Journalist Aleh Supruniuk. Courtesy photo
According to Aliaksandr Fiaduta, he spoke with Aleh Supruniuk twice in November 2025.
It turned out that the journalist, who has a hearing disability, was not allowed to use his hearing aid in the facility. For this reason, Aleh could barely hear anything and faced enormous problems communicating with other people.
“At first we didn’t recognize each other. Only on the third day did I ask him: ‘Are you a journalist?’ ‘And you’re Fiaduta?’ Aleh Supruniuk asked in response. He didn’t have his hearing aid and was completely deaf. I spoke to him so that he could read my lips. Unfortunately, other prisoners don’t know how to do that, and so Supruniuk didn’t even have anyone to talk to,” Aliaksandr Fiaduta recounted.
From those brief conversations, Fiaduta learned that during his short time in the facility, the journalist had already been placed in a punishment cell.
In the facility, Aleh Supruniuk was assigned to sweep floors at the production facility.

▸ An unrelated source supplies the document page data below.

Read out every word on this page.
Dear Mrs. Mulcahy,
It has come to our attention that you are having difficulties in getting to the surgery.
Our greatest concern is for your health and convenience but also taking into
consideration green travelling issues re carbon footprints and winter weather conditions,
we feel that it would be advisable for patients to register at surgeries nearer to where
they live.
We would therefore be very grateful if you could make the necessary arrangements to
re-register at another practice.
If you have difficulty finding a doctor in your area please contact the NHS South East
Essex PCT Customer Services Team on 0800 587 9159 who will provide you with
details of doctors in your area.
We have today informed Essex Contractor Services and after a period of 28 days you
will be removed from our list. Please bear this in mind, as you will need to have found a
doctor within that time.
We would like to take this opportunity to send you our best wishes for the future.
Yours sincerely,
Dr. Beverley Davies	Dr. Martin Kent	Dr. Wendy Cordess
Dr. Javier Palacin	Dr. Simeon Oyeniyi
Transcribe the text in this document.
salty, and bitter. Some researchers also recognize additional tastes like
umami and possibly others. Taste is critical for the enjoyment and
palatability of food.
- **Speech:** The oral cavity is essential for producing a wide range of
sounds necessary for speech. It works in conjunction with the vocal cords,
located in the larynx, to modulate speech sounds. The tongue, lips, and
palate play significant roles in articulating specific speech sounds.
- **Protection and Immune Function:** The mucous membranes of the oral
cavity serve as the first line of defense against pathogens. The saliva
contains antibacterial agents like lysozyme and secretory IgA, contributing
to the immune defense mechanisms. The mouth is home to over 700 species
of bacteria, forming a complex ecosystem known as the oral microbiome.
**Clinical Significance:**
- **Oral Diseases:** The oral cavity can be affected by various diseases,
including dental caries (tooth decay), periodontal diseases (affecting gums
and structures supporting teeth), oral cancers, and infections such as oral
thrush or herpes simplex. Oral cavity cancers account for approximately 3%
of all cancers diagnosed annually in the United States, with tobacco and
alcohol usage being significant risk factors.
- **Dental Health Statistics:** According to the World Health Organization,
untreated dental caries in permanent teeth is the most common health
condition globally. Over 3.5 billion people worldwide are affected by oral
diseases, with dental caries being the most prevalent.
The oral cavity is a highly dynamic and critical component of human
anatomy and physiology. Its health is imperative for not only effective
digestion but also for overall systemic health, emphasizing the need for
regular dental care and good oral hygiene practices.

This is work typically given to physically weakened prisoners. According to Fiaduta, other prisoners treat him kindly and sympathetically — they understand that due to his deafness and without a hearing aid, it’s difficult for him to communicate. In his free time, Aleh, like everyone else, reads a lot, “even more than others, because he can’t pass the time in conversation, and so remains practically in solitude.”
Whether the journalist’s problem with the inability to use this medically essential device has been resolved since that time remains unknown.
Aleh Supruniuk’s story
Aleh Supruniuk is a 58-year-old journalist from Brest. During his career in the profession, he worked for the newspaper Brestski Kurier, the online publication Pershy Rehijon, and collaborated with other independent media outlets. He was detained in January 2025, and for almost five months nothing was known about the journalist’s fate.
Only in early June did the Brest Regional Prosecutor’s Office release information that a criminal case had been sent to court against a Brest resident under Part 3 of Article 361–1 of the Criminal Code. The agency did not name the accused, only stating that no later than October 2023, the man had joined the Belarusian Association of Journalists, which was designated an “extremist formation” by a KGB decision dated February 28, 2023.
On August 8, 2025, Aleh Supruniuk was sentenced to 3 years of imprisonment. The Brest Regional Court found him guilty of “participation in an extremist formation”. Last October, the journalist’s name appeared on the Ministry of Internal Affairs website in the list of persons “involved in extremist activities.” The Belarusian human rights community considers Aleh Supruniuk a political prisoner.